Translation:Bidh mi ag òl Disathairne.

March 13, 2020



I have become confused about when to use bidh, bhi, or bi. What is the usage rule?


Bidh is the positive statement form - bidh mi ag ithe marag-dhubh feasgar an-diugh.

Cha bhi is the negative statement form - cha bhi mi ag ithe marag-dhubh idir.

Am bi and nach bi are the positive and negative question forms - am bi thu ag ithe marag-dhubh? Nach bi thu ag ithe marag-dhubh?

It's easiest to remember the forms with their particles, rather than on their own - bidh, cha bhi, am bi?, nach bi?


Thank you very much for that clarification! I have been using them correctly, but failed to discern why. Much more comfortable now.


In general verbs in Gaelic have two sets of endings (and sometimes entirely different forms).

The first one is independent (when the verb stands on its own, or in some relative sentences) – this is the positive form, mostly used for positive statements. Independet forms of bi are: tha in present, bidh in future, bha in past. For example:

  • tha an cat ann – the cat is there (positive statement)
  • dè (a) bha ann an taigh? – what was in a house?, lit. what-is-it that was in a house? (direct relative clause),
  • bidh mi ag òl – I will be drinking (positive statement)

The second one is dependent – that is a form used after some particles (like negative cha(n), interrogative a/an/am, negative-interrogative nach, the particle gu ‘that’ introducing indirect speech, and in some relative clauses). Dependent forms of bi are (bh)eil in present, bi in future, robh in past.
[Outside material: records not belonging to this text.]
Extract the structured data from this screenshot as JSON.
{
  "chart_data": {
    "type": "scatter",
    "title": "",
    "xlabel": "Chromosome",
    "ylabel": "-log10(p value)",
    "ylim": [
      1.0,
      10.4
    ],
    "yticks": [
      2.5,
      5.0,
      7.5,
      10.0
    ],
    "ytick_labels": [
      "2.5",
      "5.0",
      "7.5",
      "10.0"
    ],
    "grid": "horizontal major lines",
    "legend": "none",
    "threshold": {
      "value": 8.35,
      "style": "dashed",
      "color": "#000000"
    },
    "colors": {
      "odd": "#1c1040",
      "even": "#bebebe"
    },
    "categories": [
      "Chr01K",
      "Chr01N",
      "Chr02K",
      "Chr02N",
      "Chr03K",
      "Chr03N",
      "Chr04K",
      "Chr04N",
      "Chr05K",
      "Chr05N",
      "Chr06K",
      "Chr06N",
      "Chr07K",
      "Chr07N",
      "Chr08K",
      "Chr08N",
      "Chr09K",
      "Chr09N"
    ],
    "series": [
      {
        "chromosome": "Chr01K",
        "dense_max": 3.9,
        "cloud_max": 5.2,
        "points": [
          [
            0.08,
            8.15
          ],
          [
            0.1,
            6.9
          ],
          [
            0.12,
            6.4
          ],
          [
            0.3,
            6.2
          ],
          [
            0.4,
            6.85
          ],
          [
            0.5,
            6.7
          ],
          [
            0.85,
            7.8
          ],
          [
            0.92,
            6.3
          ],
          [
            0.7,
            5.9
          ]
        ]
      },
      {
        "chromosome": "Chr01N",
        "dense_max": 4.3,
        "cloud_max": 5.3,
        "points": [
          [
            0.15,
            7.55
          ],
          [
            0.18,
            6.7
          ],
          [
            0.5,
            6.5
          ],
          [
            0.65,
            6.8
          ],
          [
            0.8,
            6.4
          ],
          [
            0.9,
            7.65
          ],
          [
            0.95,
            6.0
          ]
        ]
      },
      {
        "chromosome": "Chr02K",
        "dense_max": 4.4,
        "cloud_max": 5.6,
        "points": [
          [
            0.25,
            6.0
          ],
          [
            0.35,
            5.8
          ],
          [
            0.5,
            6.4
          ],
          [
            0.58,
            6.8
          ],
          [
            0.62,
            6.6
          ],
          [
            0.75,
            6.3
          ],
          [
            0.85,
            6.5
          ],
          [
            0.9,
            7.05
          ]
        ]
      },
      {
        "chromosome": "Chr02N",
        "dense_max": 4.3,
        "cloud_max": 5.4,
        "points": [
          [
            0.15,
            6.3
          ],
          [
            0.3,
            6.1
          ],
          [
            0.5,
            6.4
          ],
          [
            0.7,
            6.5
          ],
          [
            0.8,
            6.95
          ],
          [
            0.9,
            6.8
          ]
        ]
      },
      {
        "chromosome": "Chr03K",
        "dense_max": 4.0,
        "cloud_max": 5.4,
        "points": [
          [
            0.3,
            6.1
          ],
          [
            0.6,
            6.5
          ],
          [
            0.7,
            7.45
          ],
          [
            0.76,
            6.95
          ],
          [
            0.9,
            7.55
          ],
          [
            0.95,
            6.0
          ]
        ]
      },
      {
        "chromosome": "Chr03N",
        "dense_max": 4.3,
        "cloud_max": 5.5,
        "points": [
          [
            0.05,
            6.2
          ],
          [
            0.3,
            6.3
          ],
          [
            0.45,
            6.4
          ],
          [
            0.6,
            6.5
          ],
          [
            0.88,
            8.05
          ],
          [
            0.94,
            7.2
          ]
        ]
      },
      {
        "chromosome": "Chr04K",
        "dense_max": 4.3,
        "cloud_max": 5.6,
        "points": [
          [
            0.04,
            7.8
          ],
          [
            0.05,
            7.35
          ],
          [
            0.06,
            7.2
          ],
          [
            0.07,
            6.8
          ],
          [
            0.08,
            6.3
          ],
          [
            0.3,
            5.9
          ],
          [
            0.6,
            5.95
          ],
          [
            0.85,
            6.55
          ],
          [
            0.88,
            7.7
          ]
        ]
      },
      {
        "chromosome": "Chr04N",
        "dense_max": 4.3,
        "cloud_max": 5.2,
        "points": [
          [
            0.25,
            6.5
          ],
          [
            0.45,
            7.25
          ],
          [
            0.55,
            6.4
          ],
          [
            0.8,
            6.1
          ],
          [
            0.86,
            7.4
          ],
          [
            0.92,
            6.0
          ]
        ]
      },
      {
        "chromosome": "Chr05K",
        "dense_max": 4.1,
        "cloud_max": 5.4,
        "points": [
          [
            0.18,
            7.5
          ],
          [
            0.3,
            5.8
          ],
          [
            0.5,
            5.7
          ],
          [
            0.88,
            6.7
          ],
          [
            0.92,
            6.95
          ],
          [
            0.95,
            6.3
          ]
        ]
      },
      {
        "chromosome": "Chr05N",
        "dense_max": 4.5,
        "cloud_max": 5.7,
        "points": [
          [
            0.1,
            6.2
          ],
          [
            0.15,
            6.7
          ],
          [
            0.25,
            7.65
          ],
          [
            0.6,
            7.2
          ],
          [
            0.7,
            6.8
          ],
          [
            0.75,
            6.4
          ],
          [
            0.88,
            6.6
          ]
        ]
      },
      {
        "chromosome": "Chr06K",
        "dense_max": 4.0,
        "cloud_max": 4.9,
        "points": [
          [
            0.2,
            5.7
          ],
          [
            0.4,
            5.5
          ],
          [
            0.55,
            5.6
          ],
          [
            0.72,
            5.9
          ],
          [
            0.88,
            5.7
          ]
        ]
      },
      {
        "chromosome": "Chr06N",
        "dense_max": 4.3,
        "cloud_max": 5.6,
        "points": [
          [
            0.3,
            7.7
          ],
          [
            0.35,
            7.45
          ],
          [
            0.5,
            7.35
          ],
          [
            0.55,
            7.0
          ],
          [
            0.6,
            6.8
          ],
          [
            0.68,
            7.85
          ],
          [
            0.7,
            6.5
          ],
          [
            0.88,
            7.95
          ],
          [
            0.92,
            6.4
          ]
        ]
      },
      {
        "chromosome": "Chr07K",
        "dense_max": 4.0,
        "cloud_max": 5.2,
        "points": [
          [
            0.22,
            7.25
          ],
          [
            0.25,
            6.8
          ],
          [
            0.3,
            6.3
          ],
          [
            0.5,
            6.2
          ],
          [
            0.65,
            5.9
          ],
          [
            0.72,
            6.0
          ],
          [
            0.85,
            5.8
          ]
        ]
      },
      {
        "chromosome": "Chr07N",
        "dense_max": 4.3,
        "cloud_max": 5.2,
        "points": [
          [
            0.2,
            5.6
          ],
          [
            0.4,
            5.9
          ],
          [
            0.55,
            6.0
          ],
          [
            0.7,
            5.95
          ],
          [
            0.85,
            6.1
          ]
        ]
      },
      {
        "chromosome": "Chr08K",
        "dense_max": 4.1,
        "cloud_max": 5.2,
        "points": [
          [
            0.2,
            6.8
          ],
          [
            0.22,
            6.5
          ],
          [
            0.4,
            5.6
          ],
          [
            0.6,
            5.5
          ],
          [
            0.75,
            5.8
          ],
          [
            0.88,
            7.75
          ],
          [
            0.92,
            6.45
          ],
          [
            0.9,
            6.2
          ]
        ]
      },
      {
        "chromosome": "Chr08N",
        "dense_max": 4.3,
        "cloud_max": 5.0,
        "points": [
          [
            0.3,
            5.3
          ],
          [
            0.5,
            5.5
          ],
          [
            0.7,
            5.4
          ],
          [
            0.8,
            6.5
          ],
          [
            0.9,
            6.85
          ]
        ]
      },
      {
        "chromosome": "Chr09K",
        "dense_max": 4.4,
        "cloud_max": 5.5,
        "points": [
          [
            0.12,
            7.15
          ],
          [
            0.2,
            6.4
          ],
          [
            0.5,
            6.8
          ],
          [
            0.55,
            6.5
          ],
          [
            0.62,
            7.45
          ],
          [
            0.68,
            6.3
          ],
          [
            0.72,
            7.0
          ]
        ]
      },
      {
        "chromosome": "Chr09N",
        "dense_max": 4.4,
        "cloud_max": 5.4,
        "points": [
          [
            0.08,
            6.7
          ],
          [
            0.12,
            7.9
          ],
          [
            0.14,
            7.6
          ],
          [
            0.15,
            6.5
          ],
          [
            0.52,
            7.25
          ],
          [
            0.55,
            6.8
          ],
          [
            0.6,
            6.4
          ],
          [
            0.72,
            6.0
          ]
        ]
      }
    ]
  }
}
For example:

  • a bheil an cat ann? – is the cat there? (after an interrogative particle)
  • chan eil cat ann – there is no cat there (after negative particle)
  • an duine ris an robh i a’ bruidhinn – the man with whom she was speaking (indirect relative)
  • cha bhi mi ag òl – I will not be drinking (after negative particle)

But then there is also a third form in the future tense, the relative form, used in relative clauses, it ends in -s:

  • an duine a bhuaileas e – the man that he will hit (or: the man that will hit him)


Thank you. Of course it is not that simple and I'll need to read it attentively but it's a first step


A cultural question:

In America this sentence would imply the consumption of alcohol. As would any question involving "drinking" or "drink." "Do you drink?" NEVER refers to water.

How is it in Scotland?


Outstanding, and depending on which distillery you choose, it could make the earth move under your feet!